The financial crisis of late 2008 and subsequent recession destroyed confidence and damaged the balance sheets of households, banks and governments. Central banks attempted to ease these pressures and avert a global depression by slashing interest rates. But, even as rates fell, households and banks were still not prepared to spend – instead they saved in an attempt to repair battered finances and deleverage. And at near zero, there was nowhere left for rates to go. Fearing deflation and depression, the authorities took a leap into the unknown and embarked on QE.
QE is intended to be inflationary. Buying up gilts with newly created money injects cash into the economy, and should ordinarily boost nominal spending. The Bank of England identified many channels through which QE may work – too many to list here. But it’s fair to say that even the MPC wasn’t sure what the exact effect of the policy would be.
So, when the Bank released an estimate of the impact of the first tranche of QE – (they speculated it raised GDP by between 1.5 and 2% and increased inflation by 0.75 to 1.5%) – it was met with a combination of relief and concern. Relief that the policy had a positive impact, and yet concern because, without it, there would have been no growth at all.
Given the apparent success of the first round (2009), it is surprising the MPC did not do more, sooner. Natural caution is one reason, while at the start of 2011 things were beginning to look brighter and inflation was taking off, removing the pressing need for further easing. Also, like most things in life, QE is probably subject to the law of diminishing returns.

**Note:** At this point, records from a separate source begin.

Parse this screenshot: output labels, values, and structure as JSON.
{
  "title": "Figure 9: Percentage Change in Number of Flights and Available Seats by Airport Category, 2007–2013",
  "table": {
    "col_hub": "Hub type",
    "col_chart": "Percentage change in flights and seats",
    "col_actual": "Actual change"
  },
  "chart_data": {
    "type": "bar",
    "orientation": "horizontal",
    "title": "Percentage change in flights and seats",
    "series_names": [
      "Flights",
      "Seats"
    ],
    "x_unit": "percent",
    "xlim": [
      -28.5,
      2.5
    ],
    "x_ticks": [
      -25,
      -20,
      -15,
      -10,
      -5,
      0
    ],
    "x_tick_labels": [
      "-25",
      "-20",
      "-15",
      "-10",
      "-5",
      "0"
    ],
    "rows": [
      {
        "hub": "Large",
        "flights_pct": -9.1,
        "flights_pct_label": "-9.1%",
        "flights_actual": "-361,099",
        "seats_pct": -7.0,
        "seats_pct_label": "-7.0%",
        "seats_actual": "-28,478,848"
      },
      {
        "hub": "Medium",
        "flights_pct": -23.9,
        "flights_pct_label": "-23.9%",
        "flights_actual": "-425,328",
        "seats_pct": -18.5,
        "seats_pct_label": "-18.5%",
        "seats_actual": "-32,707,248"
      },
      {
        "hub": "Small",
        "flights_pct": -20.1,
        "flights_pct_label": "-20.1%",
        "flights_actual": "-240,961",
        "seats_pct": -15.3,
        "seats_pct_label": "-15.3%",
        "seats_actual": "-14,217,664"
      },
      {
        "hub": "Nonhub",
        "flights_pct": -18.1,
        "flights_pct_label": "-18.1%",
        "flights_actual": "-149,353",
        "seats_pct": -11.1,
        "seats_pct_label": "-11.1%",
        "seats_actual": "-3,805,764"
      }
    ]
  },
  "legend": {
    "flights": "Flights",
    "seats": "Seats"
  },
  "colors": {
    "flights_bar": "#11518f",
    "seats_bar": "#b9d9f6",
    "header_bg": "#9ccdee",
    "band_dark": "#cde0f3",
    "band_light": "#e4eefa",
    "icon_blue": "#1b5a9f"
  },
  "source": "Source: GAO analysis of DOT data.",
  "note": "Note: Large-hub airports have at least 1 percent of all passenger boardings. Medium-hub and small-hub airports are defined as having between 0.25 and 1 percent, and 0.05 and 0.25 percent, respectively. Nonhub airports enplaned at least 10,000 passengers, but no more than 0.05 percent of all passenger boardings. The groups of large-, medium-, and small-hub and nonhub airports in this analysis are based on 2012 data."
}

But a year is a long time in economics – inflation, although still high, looks likely to fall fast this year and the outlook for growth appears bleak. It was therefore no surprise that a further £50 billion of asset purchases was announced this month, complementing the £75 billion launched last October, and taking the total programme to £325 billion. I suspect more is likely too, not because it is some sort of silver bullet – it may not even work this time. But with no sign of any imminent stimulus from fiscal policy and interest rates already at their lowest bound, there are very few other options left.